Warning

Not Implemented…

Utilities for Developers#

Reserved.

scikit-plots contains a number of utilities to help with development. These are located in scikitplot.utils, and include tools in a number of categories. All the following functions and classes are in the module scikitplot.utils.

Warning

These utilities are meant to be used internally within the scikit-plots package. They are not guaranteed to be stable between versions of scikit-plots. Backports, in particular, will be removed as the scikit-plots dependencies evolve.

Validation Tools#

These are tools used to check and validate input. When you write a function which accepts arrays, matrices, or sparse matrices as arguments, the following should be used when applicable.

  • assert_all_finite: Throw an error if array contains NaNs or Infs.

  • as_float_array: convert input to an array of floats. If a sparse matrix is passed, a sparse matrix will be returned.

  • check_array: check that input is a 2D array, raise error on sparse matrices. Allowed sparse matrix formats can be given optionally, as well as allowing 1D or N-dimensional arrays. Calls assert_all_finite by default.

  • check_X_y: check that X and y have consistent length, calls check_array on X, and column_or_1d on y. For multilabel classification or multitarget regression, specify multi_output=True, in which case check_array will be called on y.

  • indexable: check that all input arrays have consistent length and can be sliced or indexed using safe_index. This is used to validate input for cross-validation.

  • validation.check_memory checks that input is joblib.Memory-like, which means that it can be converted into a sklearn.utils.Memory instance (typically a str denoting the cachedir) or has the same interface.

If your code relies on a random number generator, it should never use functions like numpy.random.random or numpy.random.normal. This approach can lead to repeatability issues in unit tests. Instead, a numpy.random.RandomState object should be used, which is built from a random_state argument passed to the class or function. The function check_random_state, below, can then be used to create a random number generator object.

  • check_random_state: create a np.random.RandomState object from a parameter random_state.

    • If random_state is None or np.random, then a randomly-initialized RandomState object is returned.

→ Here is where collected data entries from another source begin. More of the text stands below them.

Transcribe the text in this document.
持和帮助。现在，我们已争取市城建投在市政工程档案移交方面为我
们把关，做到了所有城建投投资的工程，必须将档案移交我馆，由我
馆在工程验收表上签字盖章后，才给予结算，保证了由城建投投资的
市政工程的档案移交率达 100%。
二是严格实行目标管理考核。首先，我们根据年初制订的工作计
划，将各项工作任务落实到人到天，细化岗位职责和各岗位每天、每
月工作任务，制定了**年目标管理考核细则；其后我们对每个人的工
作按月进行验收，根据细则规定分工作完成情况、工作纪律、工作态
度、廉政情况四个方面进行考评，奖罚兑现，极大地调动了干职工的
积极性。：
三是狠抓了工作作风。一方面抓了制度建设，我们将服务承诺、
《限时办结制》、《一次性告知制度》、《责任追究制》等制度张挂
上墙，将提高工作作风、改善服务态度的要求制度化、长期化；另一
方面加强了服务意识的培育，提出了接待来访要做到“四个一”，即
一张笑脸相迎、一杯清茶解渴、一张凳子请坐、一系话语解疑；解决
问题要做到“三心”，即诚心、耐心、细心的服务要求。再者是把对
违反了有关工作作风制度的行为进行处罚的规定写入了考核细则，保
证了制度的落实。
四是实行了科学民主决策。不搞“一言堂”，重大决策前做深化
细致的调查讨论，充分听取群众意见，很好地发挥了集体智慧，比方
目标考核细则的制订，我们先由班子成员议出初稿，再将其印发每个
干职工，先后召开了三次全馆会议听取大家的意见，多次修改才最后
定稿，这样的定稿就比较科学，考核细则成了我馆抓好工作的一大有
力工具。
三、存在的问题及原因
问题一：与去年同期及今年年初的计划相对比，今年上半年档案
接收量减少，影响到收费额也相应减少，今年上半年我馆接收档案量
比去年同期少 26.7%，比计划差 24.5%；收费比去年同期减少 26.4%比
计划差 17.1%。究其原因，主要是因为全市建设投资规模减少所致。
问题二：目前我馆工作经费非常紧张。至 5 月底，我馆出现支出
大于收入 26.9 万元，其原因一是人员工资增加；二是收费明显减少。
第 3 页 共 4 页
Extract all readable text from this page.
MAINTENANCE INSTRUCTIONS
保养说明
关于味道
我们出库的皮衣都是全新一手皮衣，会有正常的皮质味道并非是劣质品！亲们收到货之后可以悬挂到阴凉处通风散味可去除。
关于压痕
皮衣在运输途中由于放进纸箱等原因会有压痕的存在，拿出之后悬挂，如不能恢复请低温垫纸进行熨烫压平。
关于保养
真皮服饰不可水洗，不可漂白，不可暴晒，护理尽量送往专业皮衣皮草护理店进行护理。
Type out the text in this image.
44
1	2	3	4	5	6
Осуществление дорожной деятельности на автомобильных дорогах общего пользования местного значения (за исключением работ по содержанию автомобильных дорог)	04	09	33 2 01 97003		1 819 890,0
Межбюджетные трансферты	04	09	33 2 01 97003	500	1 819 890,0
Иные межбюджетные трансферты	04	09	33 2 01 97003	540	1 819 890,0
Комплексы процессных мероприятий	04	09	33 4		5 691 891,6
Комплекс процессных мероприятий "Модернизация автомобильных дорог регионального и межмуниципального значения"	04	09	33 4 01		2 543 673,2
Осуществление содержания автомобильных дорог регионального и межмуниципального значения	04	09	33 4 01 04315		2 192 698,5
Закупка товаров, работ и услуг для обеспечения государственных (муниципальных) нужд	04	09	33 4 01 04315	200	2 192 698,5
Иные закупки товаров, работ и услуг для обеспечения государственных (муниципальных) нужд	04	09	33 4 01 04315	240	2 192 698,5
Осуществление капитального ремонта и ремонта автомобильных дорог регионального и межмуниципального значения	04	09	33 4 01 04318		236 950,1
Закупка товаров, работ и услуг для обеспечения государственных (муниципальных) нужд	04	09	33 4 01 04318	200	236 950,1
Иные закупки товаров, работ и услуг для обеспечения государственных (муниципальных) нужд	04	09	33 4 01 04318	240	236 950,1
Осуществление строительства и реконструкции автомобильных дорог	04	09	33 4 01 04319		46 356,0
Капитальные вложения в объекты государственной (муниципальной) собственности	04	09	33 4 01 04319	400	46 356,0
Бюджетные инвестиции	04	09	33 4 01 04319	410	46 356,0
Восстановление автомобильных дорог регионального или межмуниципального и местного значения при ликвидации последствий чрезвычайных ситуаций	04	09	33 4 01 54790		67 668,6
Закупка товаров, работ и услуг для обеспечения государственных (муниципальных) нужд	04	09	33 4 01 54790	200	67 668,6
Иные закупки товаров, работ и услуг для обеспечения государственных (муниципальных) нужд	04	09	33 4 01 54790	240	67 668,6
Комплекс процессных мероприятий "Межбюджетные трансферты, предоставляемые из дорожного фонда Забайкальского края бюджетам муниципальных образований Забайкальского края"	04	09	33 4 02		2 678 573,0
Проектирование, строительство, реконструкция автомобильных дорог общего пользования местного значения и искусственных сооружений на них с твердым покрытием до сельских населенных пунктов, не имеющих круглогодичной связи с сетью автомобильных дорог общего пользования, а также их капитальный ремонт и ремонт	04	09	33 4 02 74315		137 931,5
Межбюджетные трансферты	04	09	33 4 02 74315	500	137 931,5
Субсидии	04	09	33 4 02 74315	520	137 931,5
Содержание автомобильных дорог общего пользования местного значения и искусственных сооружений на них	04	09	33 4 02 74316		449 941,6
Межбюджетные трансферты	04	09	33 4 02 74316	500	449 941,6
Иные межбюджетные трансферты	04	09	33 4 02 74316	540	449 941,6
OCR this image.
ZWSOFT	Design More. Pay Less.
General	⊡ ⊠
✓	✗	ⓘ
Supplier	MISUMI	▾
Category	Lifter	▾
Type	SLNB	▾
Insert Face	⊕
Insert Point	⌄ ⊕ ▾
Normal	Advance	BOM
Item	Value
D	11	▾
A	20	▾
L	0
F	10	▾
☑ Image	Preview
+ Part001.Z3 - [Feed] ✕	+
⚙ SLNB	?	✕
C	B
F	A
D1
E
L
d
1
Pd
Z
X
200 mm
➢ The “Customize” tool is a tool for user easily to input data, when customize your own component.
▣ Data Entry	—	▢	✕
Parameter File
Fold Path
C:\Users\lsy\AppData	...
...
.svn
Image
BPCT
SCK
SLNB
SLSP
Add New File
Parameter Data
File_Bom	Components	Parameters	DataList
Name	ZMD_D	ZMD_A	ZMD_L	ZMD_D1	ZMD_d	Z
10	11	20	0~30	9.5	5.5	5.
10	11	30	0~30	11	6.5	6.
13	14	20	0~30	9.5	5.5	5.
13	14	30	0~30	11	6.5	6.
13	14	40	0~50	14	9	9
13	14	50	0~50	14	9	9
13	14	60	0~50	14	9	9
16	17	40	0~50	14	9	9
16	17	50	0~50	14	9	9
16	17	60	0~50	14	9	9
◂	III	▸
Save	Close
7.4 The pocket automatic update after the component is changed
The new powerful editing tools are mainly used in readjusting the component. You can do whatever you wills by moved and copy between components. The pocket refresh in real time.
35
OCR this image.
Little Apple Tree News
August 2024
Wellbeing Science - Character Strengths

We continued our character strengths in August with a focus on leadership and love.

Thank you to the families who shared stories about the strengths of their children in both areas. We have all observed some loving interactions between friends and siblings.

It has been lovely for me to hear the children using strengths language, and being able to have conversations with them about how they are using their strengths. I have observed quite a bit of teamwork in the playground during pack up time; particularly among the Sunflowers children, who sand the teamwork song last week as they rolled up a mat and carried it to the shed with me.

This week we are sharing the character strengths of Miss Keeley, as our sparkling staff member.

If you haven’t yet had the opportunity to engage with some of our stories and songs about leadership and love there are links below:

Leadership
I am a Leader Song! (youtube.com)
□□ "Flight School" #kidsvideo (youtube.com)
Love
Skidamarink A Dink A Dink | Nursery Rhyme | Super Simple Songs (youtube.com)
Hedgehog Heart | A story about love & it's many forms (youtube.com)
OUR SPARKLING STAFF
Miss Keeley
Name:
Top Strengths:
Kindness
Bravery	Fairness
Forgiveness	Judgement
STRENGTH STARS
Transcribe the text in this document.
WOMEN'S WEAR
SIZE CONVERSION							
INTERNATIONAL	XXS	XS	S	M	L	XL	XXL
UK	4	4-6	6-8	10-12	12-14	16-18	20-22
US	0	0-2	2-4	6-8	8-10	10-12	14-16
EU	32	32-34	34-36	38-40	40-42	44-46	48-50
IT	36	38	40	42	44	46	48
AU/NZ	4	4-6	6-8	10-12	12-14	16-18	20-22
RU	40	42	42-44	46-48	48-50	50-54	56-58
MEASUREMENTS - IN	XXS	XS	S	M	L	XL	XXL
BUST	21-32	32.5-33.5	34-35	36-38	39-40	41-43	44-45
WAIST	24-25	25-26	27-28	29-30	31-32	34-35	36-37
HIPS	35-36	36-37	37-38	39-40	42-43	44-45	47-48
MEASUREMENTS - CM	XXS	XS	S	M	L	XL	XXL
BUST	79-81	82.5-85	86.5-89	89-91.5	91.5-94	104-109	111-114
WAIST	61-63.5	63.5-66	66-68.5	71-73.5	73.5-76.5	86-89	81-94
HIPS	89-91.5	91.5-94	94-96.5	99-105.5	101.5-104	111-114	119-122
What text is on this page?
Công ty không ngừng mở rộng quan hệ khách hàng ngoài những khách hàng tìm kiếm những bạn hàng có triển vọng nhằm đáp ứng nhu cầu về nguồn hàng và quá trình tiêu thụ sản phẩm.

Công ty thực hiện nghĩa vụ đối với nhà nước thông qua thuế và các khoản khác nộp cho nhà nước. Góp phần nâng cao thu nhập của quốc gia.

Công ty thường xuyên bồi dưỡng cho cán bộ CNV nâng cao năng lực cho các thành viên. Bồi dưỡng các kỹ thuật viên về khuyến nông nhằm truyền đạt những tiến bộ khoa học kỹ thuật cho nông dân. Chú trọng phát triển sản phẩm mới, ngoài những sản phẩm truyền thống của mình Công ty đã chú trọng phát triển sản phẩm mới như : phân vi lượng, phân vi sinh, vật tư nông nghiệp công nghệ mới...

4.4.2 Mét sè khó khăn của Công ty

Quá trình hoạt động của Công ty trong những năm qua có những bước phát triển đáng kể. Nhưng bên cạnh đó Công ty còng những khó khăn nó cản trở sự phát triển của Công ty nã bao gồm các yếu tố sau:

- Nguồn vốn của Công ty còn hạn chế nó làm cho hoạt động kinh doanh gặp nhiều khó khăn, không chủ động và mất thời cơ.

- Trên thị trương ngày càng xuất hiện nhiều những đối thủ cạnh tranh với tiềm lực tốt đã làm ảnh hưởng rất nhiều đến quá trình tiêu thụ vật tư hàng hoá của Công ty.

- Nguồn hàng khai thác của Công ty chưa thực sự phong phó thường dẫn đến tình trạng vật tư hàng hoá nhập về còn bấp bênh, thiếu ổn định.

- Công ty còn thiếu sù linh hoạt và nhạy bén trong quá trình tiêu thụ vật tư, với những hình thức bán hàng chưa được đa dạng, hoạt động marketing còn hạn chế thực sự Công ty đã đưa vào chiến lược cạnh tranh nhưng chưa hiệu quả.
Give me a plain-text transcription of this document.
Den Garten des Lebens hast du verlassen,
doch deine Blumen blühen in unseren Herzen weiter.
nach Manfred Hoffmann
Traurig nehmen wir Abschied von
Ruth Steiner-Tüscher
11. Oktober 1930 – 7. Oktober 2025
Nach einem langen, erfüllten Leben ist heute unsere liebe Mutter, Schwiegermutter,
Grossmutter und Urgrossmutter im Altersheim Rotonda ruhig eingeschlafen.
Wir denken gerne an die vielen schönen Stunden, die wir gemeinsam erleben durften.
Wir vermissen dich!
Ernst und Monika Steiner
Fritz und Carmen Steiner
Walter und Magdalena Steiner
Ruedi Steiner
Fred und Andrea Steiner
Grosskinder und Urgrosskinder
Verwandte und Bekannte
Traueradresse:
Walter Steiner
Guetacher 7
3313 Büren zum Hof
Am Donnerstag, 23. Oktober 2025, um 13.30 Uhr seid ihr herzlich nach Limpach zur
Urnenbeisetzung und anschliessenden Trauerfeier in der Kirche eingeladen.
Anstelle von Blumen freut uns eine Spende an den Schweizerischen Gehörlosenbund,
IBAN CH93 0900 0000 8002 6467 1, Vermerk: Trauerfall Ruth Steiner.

    • If random_state is an integer, then it is used to seed a new RandomState object.

    • If random_state is a RandomState object, then it is passed through.

For example:

>>> from scikitplot.utils import check_random_state
>>> random_state = 0
>>> random_state = check_random_state(random_state)
>>> random_state.rand(4)
array([0.5488135 , 0.71518937, 0.60276338, 0.54488318])

When developing your own scikit-plots compatible estimator, the following helpers are available.

  • validation.check_is_fitted: check that the estimator has been fitted before calling transform, predict, or similar methods. This helper allows to raise a standardized error message across estimator.

  • validation.has_fit_parameter: check that a given parameter is supported in the fit method of a given estimator.